Mehr Geld zur Absicherung von Auslandsprojekten 

Um den Baufirmen den Weg auf Auslandsmärkte zu ebnen, hat Indiens Finanzministerin Nirmala Sitharaman Ende Juni 2021 im Rahmen ihres dritten Corona-Konjunkturpakets auch eine Aufstockung der Fördermittel für die Ausfuhrwirtschaft angekündigt. Demnach soll das staatliche Kreditsicherungsinstrument für Auslandsprojekte, National Export Insurance Account (NEIA), bis 2026 zusätzlich 4,4 Milliarden US$ erhalten. Seit seiner Einführung im Jahr 2011 wurden laut Export Credit Guarantee Corporation of India (ECGC) 211 Vorhaben von 63 Unternehmen in 52 Ländern mit rund 7 Milliarden US$ über NEIA abgesichert.

Die Regierung will damit auch ihre geopolitische Position insbesondere in Südasien, aber auch im Nahen Osten und Afrika stärken und den in den letzten Jahren stark gewachsenen Einfluss Chinas begrenzen. Im Rahmen der neuen Seidenstraße, die von indischer Seite sehr kritisch gesehen wird, hat China inzwischen eine ganze Reihe von Großprojekten in Bangladesch, Nepal und Sri Lanka realisiert. Darüber hinaus könnten sich indische Baufirmen auch stärker in anderen asiatischen Ländern engagieren. Mit 51 Billionen US$ entfällt gut die Hälfte des weltweiten Infrastrukturinvestitionsbedarfs bis 2040 auf Asien, so die Analyse des Global Infrastructure Hub.
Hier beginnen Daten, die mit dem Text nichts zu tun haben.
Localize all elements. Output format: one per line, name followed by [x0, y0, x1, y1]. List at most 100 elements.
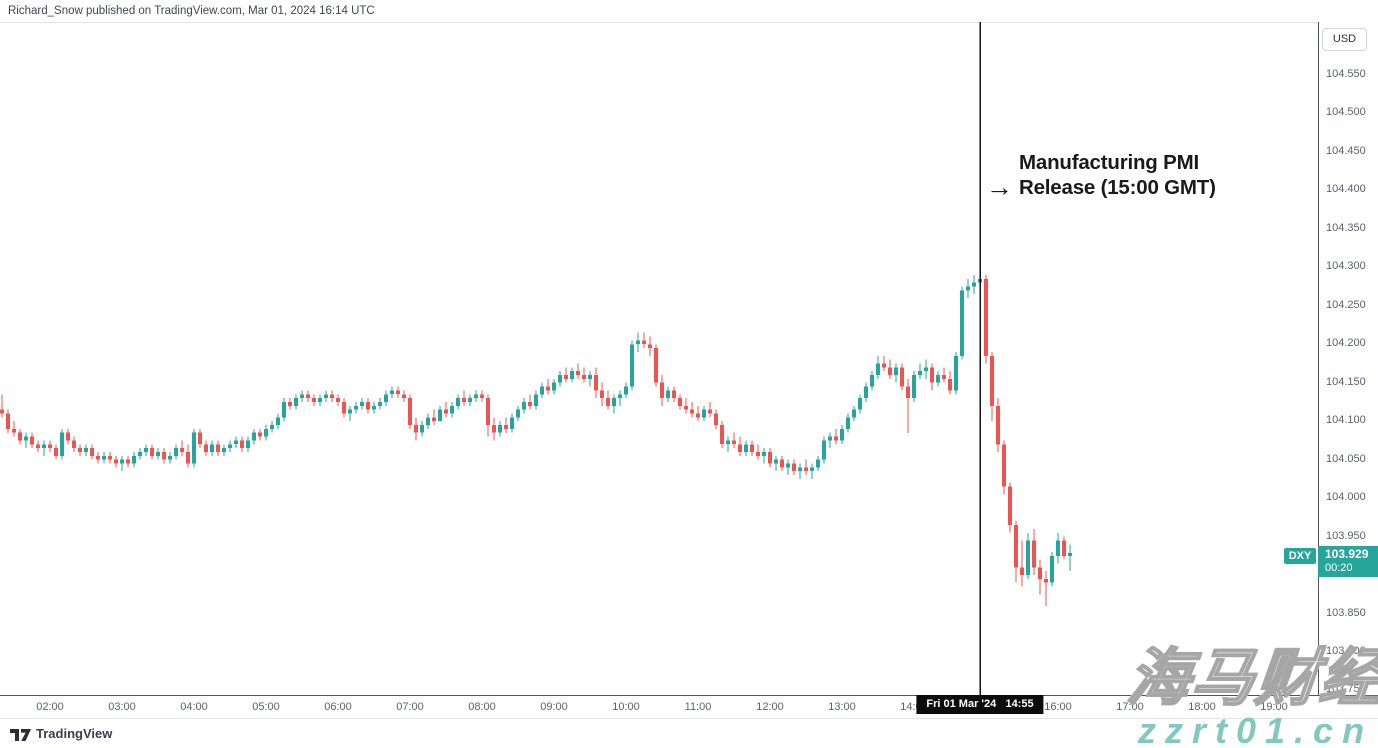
candle-body: [1062, 540, 1066, 556]
time-tick-label: 18:00: [1188, 701, 1216, 713]
candle-body: [1032, 540, 1036, 568]
candle-body: [546, 386, 550, 391]
candle-body: [210, 444, 214, 452]
candle-body: [918, 371, 922, 375]
candle-body: [1020, 567, 1024, 576]
annotation-line2: Release (15:00 GMT): [1019, 176, 1216, 199]
candle-body: [1050, 555, 1054, 583]
time-axis[interactable]: 02:00 03:00 04:00 05:00 06:00 07:00 08:00 09:00…: [0, 695, 1378, 718]
candle-body: [756, 452, 760, 456]
candle-body: [804, 467, 808, 472]
candle-body: [660, 382, 664, 399]
candle-body: [378, 402, 382, 406]
candle-wick: [787, 459, 789, 476]
candle-body: [1056, 540, 1060, 556]
candle-body: [246, 440, 250, 449]
annotation-line1: Manufacturing PMI: [1019, 151, 1199, 174]
currency-usd-button[interactable]: USD: [1322, 28, 1367, 51]
candle-body: [192, 432, 196, 464]
candle-body: [108, 455, 112, 460]
candle-body: [762, 452, 766, 456]
candle-body: [852, 409, 856, 418]
price-tick-label: 103.750: [1326, 683, 1366, 696]
candle-body: [516, 409, 520, 418]
candle-body: [234, 440, 238, 445]
time-tick-label: 06:00: [324, 701, 352, 713]
candle-body: [786, 463, 790, 468]
candle-body: [858, 398, 862, 410]
time-tick-label: 08:00: [468, 701, 496, 713]
candle-wick: [547, 378, 549, 395]
candle-body: [228, 444, 232, 449]
bar-countdown: 00:20: [1325, 562, 1353, 574]
candle-wick: [907, 378, 909, 433]
candle-body: [528, 402, 532, 406]
last-price-value: 103.929: [1325, 547, 1369, 561]
time-tick-label: 03:00: [108, 701, 136, 713]
candle-body: [780, 459, 784, 468]
candle-body: [102, 455, 106, 460]
candle-body: [582, 375, 586, 379]
candle-body: [96, 455, 100, 460]
candle-body: [258, 432, 262, 437]
candle-body: [882, 363, 886, 368]
candle-body: [720, 425, 724, 445]
time-tick-label: 19:00: [1260, 701, 1288, 713]
candle-body: [126, 459, 130, 464]
candle-body: [810, 467, 814, 472]
candle-body: [690, 409, 694, 414]
candle-body: [240, 440, 244, 449]
candle-wick: [799, 463, 801, 479]
candle-body: [726, 440, 730, 445]
candlestick-chart[interactable]: [0, 22, 1318, 695]
candle-body: [648, 344, 652, 349]
time-tick-label: 07:00: [396, 701, 424, 713]
candle-body: [618, 394, 622, 399]
candle-wick: [589, 371, 591, 387]
price-tick-label: 104.000: [1326, 491, 1366, 504]
candle-body: [36, 444, 40, 449]
candle-body: [1038, 567, 1042, 579]
price-tick-label: 103.800: [1326, 644, 1366, 657]
tradingview-brand-text[interactable]: TradingView: [36, 726, 113, 741]
candle-body: [432, 417, 436, 422]
candle-body: [360, 402, 364, 406]
candle-body: [204, 444, 208, 452]
candle-body: [390, 390, 394, 395]
time-tick-label: 11:00: [684, 701, 712, 713]
candle-body: [342, 402, 346, 414]
candle-body: [828, 436, 832, 441]
candle-body: [120, 459, 124, 464]
candle-body: [330, 394, 334, 399]
candle-body: [420, 425, 424, 433]
candle-body: [936, 375, 940, 383]
candle-body: [270, 425, 274, 429]
candle-body: [318, 398, 322, 402]
candle-body: [1008, 486, 1012, 526]
tradingview-logo-icon[interactable]: [10, 728, 32, 746]
candle-body: [198, 432, 202, 445]
price-tick-label: 104.450: [1326, 144, 1366, 157]
price-axis[interactable]: USD 104.550 104.500 104.450 104.400 104.350 1…: [1318, 22, 1378, 695]
candle-body: [150, 448, 154, 456]
candle-body: [138, 452, 142, 456]
candle-body: [366, 402, 370, 410]
candle-body: [1026, 540, 1030, 575]
candle-body: [630, 344, 634, 387]
time-tick-label: 04:00: [180, 701, 208, 713]
candle-body: [180, 448, 184, 452]
candle-body: [696, 413, 700, 418]
candle-body: [588, 375, 592, 379]
candle-body: [60, 432, 64, 456]
candle-wick: [829, 432, 831, 449]
time-tick-label: 12:00: [756, 701, 784, 713]
candle-body: [42, 444, 46, 449]
event-annotation[interactable]: → Manufacturing PMI Release (15:00 GMT): [986, 150, 1216, 201]
candle-body: [816, 459, 820, 468]
candle-body: [372, 405, 376, 410]
candle-body: [336, 398, 340, 402]
candle-body: [288, 402, 292, 406]
time-tick-label: 02:00: [36, 701, 64, 713]
candle-body: [876, 363, 880, 375]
Großteil der indischen Auslandsvorhaben geht in die Golfstaaten

Südostasien spielt trotz der geografischen Nähe bei den indischen Projektausfuhren bislang nur eine untergeordnete Rolle. Gemessen am Volumen liegen die Golfstaaten klar an der Spitze. Auf die Vereinigten Arabischen Emirate (VAE) entfielen 16 Prozent und auf Qatar 12 Prozent des Gesamtvolumens der drei Finanzjahre 2015/16 bis 2017/18 in Höhe von 17,7 Milliarden US$. Bangladesch landete mit 11 Prozent auf Platz drei, Sri Lanka hatte sogar nur einen Anteil von 2 Prozent, so die Zahlen der Exim Bank.
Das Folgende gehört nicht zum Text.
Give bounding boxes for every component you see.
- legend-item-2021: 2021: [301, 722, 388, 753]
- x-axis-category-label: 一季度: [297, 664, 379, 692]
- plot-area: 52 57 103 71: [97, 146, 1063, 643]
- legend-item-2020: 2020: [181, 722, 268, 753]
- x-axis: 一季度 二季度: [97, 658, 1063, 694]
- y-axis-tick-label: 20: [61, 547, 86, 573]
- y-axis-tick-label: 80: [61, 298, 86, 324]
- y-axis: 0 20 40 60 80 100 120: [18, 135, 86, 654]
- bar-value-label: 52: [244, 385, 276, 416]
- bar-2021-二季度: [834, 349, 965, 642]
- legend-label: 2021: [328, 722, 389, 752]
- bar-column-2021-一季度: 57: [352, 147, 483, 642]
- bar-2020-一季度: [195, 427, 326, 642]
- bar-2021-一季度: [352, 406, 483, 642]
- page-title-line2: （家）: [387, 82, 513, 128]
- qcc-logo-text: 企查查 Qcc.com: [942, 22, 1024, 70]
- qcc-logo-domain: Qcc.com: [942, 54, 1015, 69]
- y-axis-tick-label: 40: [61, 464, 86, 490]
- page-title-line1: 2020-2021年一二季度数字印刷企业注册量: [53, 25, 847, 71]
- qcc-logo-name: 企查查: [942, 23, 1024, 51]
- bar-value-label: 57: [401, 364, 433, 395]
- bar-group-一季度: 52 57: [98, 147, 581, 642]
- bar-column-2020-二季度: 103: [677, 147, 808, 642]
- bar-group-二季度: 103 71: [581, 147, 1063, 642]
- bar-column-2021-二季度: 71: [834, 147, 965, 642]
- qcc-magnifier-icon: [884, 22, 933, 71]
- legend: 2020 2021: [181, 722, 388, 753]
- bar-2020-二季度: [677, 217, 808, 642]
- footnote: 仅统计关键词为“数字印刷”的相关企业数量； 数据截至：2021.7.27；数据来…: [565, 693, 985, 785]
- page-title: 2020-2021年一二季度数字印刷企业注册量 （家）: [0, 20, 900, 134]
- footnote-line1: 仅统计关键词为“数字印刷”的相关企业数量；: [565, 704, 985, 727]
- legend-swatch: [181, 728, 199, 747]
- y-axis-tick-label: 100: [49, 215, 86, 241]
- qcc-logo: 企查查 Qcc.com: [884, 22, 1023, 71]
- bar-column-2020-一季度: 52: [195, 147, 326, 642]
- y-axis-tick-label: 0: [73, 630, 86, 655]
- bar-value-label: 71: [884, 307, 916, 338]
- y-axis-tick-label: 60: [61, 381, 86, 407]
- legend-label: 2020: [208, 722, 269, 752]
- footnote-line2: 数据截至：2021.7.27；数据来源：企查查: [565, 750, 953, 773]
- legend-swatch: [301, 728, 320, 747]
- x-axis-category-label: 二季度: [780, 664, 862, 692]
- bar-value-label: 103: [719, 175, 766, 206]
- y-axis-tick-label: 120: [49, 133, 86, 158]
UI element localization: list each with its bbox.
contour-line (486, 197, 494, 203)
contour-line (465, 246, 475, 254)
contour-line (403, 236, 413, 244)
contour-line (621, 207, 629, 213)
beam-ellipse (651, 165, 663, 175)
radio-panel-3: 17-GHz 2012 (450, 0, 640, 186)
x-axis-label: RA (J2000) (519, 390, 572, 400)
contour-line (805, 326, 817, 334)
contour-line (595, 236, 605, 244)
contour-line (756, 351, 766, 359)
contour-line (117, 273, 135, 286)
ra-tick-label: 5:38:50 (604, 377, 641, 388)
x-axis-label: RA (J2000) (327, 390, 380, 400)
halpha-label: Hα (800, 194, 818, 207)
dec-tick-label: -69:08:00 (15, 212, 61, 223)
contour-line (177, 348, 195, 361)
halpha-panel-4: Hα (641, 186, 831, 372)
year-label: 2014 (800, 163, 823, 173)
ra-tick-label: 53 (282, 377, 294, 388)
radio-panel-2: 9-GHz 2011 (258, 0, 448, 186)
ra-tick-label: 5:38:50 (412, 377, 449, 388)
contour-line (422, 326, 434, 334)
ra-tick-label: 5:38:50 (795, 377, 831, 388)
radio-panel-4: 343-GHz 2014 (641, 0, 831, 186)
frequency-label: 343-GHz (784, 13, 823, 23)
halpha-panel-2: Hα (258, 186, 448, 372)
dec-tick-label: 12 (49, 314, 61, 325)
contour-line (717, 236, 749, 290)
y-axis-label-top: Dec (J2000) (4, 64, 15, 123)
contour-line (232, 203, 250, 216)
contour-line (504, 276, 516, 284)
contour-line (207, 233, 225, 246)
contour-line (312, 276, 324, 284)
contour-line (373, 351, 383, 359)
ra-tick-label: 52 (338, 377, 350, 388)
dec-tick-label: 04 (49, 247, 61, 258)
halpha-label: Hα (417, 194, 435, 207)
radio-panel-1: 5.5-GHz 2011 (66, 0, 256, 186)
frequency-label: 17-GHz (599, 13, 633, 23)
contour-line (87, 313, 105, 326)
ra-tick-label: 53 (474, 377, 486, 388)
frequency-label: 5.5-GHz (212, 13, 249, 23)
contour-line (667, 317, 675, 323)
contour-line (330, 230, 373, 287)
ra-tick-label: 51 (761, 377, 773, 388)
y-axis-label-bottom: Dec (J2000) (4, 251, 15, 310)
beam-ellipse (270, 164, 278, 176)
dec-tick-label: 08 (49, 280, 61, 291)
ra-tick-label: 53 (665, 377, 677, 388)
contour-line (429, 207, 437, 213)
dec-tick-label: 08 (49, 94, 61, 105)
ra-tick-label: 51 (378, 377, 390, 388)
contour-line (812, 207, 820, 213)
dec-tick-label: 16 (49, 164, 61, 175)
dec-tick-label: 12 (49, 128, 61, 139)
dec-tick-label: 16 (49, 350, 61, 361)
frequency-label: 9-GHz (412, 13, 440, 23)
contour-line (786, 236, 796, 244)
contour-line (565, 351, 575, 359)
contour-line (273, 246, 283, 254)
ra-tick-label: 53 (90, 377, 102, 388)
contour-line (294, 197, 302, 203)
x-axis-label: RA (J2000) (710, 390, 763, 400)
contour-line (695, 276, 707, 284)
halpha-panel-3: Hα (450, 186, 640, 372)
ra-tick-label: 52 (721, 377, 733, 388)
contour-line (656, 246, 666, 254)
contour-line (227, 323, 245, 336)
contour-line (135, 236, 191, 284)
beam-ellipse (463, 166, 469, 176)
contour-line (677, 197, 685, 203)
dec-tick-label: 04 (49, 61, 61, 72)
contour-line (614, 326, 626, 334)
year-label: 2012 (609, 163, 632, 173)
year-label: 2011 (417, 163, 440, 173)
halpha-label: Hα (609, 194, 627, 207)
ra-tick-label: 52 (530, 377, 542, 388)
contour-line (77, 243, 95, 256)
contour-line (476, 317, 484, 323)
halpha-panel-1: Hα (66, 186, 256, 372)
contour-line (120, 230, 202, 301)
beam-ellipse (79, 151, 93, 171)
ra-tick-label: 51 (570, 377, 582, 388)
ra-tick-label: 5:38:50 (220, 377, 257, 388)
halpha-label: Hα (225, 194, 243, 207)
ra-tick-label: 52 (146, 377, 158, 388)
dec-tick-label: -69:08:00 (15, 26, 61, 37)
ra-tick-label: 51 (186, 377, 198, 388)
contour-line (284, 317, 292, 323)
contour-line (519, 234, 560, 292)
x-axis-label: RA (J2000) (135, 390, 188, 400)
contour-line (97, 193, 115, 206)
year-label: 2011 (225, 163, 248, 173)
Um seine Projektexporte nach Süd- und Südostasien zu steigern, könnte Indien künftig mit Japan zusammenarbeiten. Die beiden Länder haben Ende 2020 erste Gespräche für eine mögliche Drittmarktkooperation geführt, um Bauvorhaben unter anderem in Bangladesch, Sri Lanka und Myanmar gemeinsam durchzuführen. Indien und Japan haben angesichts des steigenden Einflusses Chinas ihre Zusammenarbeit in den letzten Jahren auf immer mehr Bereiche ausgeweitet und intensiviert. Ein Beispiel hierfür ist die im Oktober 2018 geschlossene India-Japan Digital Partnership, bei der beide Länder unter anderem beim Aufbau des Mobilfunknetzes der 5. Generation (5G) und der Entwicklung des 6G-Netzes kooperieren.
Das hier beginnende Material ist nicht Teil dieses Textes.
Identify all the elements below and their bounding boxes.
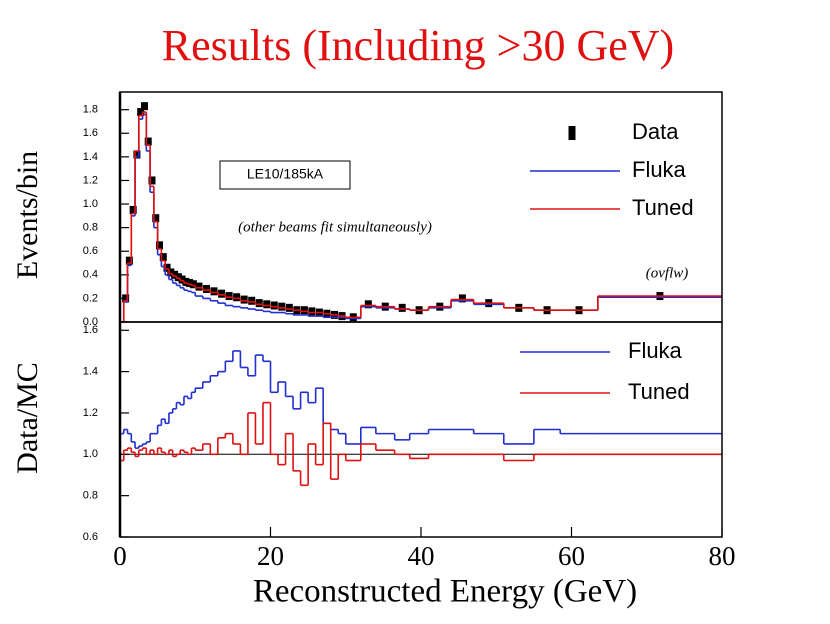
- data-point: [285, 303, 293, 312]
- x-axis-label: Reconstructed Energy (GeV): [253, 574, 637, 610]
- data-point: [129, 205, 137, 214]
- data-point: [167, 268, 175, 277]
- data-point: [210, 287, 218, 296]
- data-point: [125, 256, 133, 265]
- y-tick-label: 1.8: [83, 104, 98, 116]
- data-point: [122, 294, 130, 303]
- legend-marker: [568, 126, 576, 140]
- data-point: [300, 306, 308, 315]
- data-point: [278, 302, 286, 311]
- x-tick-label: 0: [113, 541, 127, 571]
- data-point: [178, 275, 186, 284]
- data-point: [152, 214, 160, 223]
- y-tick-label: 1.2: [83, 174, 98, 186]
- data-point: [255, 299, 263, 308]
- data-point: [189, 280, 197, 289]
- data-point: [140, 102, 148, 111]
- data-point: [248, 296, 256, 305]
- annotation: (ovflw): [646, 265, 689, 281]
- y-tick-label: 1.4: [83, 366, 98, 378]
- data-point: [225, 292, 233, 301]
- data-point: [218, 289, 226, 298]
- data-point: [159, 253, 167, 262]
- y-axis-label: Data/MC: [11, 362, 44, 474]
- data-point: [182, 277, 190, 286]
- data-point: [364, 300, 372, 309]
- x-tick-label: 60: [558, 541, 585, 571]
- y-tick-label: 1.6: [83, 127, 98, 139]
- data-point: [203, 284, 211, 293]
- y-tick-label: 0.6: [83, 245, 98, 257]
- annotation-box: [219, 160, 351, 190]
- legend-label: Tuned: [632, 195, 694, 220]
- data-point: [171, 270, 179, 279]
- data-point: [195, 282, 203, 291]
- x-tick-label: 40: [408, 541, 435, 571]
- y-tick-label: 1.6: [83, 324, 98, 336]
- y-tick-label: 1.0: [83, 198, 98, 210]
- slide-title: Results (Including >30 GeV): [162, 21, 674, 70]
- y-tick-label: 1.2: [83, 407, 98, 419]
- x-tick-label: 20: [257, 541, 284, 571]
- y-tick-label: 0.8: [83, 490, 98, 502]
- y-tick-label: 0.8: [83, 222, 98, 234]
- annotation: LE10/185kA: [247, 166, 324, 182]
- data-point: [148, 176, 156, 185]
- x-tick-label: 80: [709, 541, 736, 571]
- data-point: [240, 295, 248, 304]
- data-point: [458, 294, 466, 303]
- data-point: [174, 273, 182, 282]
- data-point: [263, 300, 271, 309]
- y-tick-label: 0.4: [83, 269, 98, 281]
- y-tick-label: 1.0: [83, 448, 98, 460]
- data-point: [163, 263, 171, 272]
- data-point: [156, 241, 164, 250]
- y-tick-label: 0.2: [83, 292, 98, 304]
- legend-label: Tuned: [628, 379, 690, 404]
- data-point: [308, 307, 316, 316]
- y-tick-label: 0.6: [83, 531, 98, 543]
- data-point: [270, 301, 278, 310]
- y-tick-label: 0.0: [83, 316, 98, 328]
- data-point: [144, 137, 152, 146]
- annotation: (other beams fit simultaneously): [238, 219, 432, 235]
- legend-label: Fluka: [628, 338, 683, 363]
- y-axis-label: Events/bin: [11, 151, 44, 279]
- y-tick-label: 1.4: [83, 151, 98, 163]
- data-point: [186, 279, 194, 288]
- data-point: [233, 293, 241, 302]
- data-point: [398, 303, 406, 312]
- data-point: [137, 108, 145, 117]
- data-point: [133, 150, 141, 159]
- legend-label: Fluka: [632, 157, 687, 182]
- legend-label: Data: [632, 119, 679, 144]
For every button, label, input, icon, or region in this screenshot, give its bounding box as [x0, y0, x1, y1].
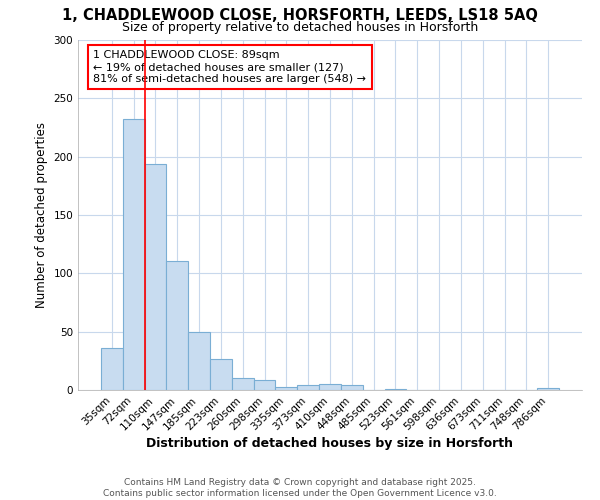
Text: Contains HM Land Registry data © Crown copyright and database right 2025.
Contai: Contains HM Land Registry data © Crown c… [103, 478, 497, 498]
Text: 1 CHADDLEWOOD CLOSE: 89sqm
← 19% of detached houses are smaller (127)
81% of sem: 1 CHADDLEWOOD CLOSE: 89sqm ← 19% of deta… [93, 50, 366, 84]
Bar [188, 332, 210, 390]
X-axis label: Distribution of detached houses by size in Horsforth: Distribution of detached houses by size … [146, 438, 514, 450]
Bar [210, 358, 232, 390]
Text: 1, CHADDLEWOOD CLOSE, HORSFORTH, LEEDS, LS18 5AQ: 1, CHADDLEWOOD CLOSE, HORSFORTH, LEEDS, … [62, 8, 538, 22]
Bar [145, 164, 166, 390]
Bar [341, 386, 363, 390]
Bar [101, 348, 123, 390]
Bar [254, 380, 275, 390]
Bar [123, 120, 145, 390]
Bar [275, 386, 297, 390]
Bar [319, 384, 341, 390]
Y-axis label: Number of detached properties: Number of detached properties [35, 122, 48, 308]
Bar [537, 388, 559, 390]
Text: Size of property relative to detached houses in Horsforth: Size of property relative to detached ho… [122, 21, 478, 34]
Bar [232, 378, 254, 390]
Bar [297, 386, 319, 390]
Bar [385, 389, 406, 390]
Bar [166, 260, 188, 390]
Fast 60 Prozent des Projektvolumens im Energiesektor

Indische Firmen sind bei internationalen Projekten vor allem im Energiesektor aktiv. Von den 17,7 Milliarden US$ in der betrachteten Periode 2015/16 bis 2017/18 flossen 48 Prozent in Vorhaben zur konventionellen Energieerzeugung, einschließlich Stromübertragung und -verteilung. Weitere 11 Prozent strömten in Projekte zu erneuerbaren Energien. Ein anderer Schwerpunkt ist der Transportsektor mit einem Anteil von je 10 Prozent im Straßen- und im Schienenbau.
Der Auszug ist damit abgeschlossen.